Think about the books you’ve read and the movies you’ve seen. What are your  favorites? Chances are, they were ones in which you laughed out loud or you shed tears. I laughed with abandon when I first saw Robin Williams as Mrs. Doubtfire, and I couldn’t stop the tears when I read Corrie ten Boom’s The Hiding Place. Storytelling often goes hand in hand with an emotional component. It is one of the greatest tools we have to stimulate memory.

When teaching the history of early Germanic tribes, I would talk about Charlamagne, King of the Franks. I told my students of my German heritage and explained that my maiden name was Franks. I told them that a missed question on most tests would only count four or five points against them. However, I personally thought odds were that I was probably of royal heritage. I was a Franks from Germany, so my guess was  Charlamagne was my Great, Great, Great, however many Greats, Grandfather. Though I could accept most errors on a test, I would consider it to be a personal affront to my family if they failed to remember dear Great Grandpa was King of the Franks.

Ten or twelve years after I left that school and moved to another state, I returned to the area for a wedding. At the reception, I heard the loud voice of a young woman proclaim, “Charlamagne, King of the Franks”! Sure enough, it was a former student.

Yes, this was a silly story. It’s unlikely I would have any relation to this royal family. I said it, because I was looking for the information to stick, and it served its purpose.
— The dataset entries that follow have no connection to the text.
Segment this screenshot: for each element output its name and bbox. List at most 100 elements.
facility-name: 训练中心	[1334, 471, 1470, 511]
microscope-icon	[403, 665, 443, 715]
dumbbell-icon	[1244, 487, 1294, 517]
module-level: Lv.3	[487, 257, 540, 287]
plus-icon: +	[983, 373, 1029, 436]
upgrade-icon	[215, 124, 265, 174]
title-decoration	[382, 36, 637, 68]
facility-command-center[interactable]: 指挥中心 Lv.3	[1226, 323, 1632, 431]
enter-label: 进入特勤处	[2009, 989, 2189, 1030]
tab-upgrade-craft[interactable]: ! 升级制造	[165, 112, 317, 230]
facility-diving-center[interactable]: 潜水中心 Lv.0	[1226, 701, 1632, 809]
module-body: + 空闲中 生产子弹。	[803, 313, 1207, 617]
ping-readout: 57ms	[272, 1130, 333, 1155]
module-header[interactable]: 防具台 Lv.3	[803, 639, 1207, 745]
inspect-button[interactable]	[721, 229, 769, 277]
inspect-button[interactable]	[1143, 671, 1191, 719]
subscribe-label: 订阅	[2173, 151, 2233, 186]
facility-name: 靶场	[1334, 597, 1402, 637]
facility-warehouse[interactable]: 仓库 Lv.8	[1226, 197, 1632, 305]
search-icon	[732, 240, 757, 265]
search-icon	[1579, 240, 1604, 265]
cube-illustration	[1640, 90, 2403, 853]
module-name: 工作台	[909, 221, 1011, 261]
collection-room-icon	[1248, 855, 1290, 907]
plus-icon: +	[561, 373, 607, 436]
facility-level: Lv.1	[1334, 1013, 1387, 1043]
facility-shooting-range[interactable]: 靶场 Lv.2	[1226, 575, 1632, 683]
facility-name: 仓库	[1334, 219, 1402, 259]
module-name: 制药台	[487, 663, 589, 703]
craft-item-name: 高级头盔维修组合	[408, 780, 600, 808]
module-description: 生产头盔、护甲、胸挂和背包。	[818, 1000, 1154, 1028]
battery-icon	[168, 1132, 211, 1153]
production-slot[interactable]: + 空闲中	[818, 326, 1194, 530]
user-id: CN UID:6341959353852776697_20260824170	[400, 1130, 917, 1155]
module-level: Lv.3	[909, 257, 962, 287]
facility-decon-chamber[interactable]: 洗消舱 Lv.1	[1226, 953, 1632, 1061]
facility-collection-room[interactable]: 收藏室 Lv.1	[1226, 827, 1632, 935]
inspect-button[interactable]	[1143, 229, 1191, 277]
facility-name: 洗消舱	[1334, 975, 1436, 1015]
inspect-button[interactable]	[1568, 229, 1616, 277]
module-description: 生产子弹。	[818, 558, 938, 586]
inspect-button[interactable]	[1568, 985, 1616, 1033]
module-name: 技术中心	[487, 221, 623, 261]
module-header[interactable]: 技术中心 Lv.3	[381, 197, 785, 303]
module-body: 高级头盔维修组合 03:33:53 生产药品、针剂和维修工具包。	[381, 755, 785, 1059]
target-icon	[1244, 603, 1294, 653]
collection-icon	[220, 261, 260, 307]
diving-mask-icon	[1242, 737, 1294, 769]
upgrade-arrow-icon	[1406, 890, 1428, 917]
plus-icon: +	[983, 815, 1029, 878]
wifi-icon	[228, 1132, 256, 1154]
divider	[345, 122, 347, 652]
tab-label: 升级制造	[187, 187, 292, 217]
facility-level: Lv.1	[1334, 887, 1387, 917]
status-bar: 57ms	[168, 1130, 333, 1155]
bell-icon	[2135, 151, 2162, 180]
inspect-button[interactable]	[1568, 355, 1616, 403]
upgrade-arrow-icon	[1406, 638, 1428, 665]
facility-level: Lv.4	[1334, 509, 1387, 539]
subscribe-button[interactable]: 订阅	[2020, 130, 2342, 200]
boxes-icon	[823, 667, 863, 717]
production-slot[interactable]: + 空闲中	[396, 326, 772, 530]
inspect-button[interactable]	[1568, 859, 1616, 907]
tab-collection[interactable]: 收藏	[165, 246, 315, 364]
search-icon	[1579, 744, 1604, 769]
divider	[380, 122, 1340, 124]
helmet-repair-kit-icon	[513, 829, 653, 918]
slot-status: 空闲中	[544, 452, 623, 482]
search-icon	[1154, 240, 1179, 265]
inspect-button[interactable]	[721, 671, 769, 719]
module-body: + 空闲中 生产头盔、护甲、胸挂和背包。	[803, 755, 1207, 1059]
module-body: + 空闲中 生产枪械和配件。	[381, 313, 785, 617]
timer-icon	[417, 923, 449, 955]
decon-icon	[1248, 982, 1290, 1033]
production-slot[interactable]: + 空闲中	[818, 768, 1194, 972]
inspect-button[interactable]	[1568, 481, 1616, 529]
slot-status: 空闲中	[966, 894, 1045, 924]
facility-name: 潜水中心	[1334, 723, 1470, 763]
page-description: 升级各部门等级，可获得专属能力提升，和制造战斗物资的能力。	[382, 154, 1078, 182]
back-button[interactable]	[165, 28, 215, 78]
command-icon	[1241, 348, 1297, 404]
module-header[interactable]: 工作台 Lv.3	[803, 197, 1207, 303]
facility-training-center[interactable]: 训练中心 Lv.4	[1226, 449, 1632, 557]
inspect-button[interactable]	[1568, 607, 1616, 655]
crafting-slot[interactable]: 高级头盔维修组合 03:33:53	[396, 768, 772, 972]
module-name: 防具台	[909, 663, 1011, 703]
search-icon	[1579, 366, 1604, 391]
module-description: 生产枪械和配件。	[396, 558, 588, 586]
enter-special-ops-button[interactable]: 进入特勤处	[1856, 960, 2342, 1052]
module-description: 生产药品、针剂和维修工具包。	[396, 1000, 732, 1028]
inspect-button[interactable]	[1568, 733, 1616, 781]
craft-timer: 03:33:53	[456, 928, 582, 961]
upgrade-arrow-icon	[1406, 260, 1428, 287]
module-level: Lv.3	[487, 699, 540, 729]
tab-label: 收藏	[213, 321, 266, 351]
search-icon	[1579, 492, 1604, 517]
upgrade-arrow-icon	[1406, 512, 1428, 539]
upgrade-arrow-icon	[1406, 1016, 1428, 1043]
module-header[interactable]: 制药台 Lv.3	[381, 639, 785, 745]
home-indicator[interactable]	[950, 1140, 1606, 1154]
When moved to laughter or tears, or even better, both, we will likely remember the experience for years to come. Some African tribes have passed down their history through tribal griots, storytellers. This oral history has sufficed for centuries, because the gifted storyteller has woven history into a relatable, emotional tale that each parent is inspired to tell their children.
Stories, with emotions, are powerful in their ability to instill long-term memory. When working with children or the aging, tell stories. Laugh and cry together. Create a shared moment that you will both love to remember.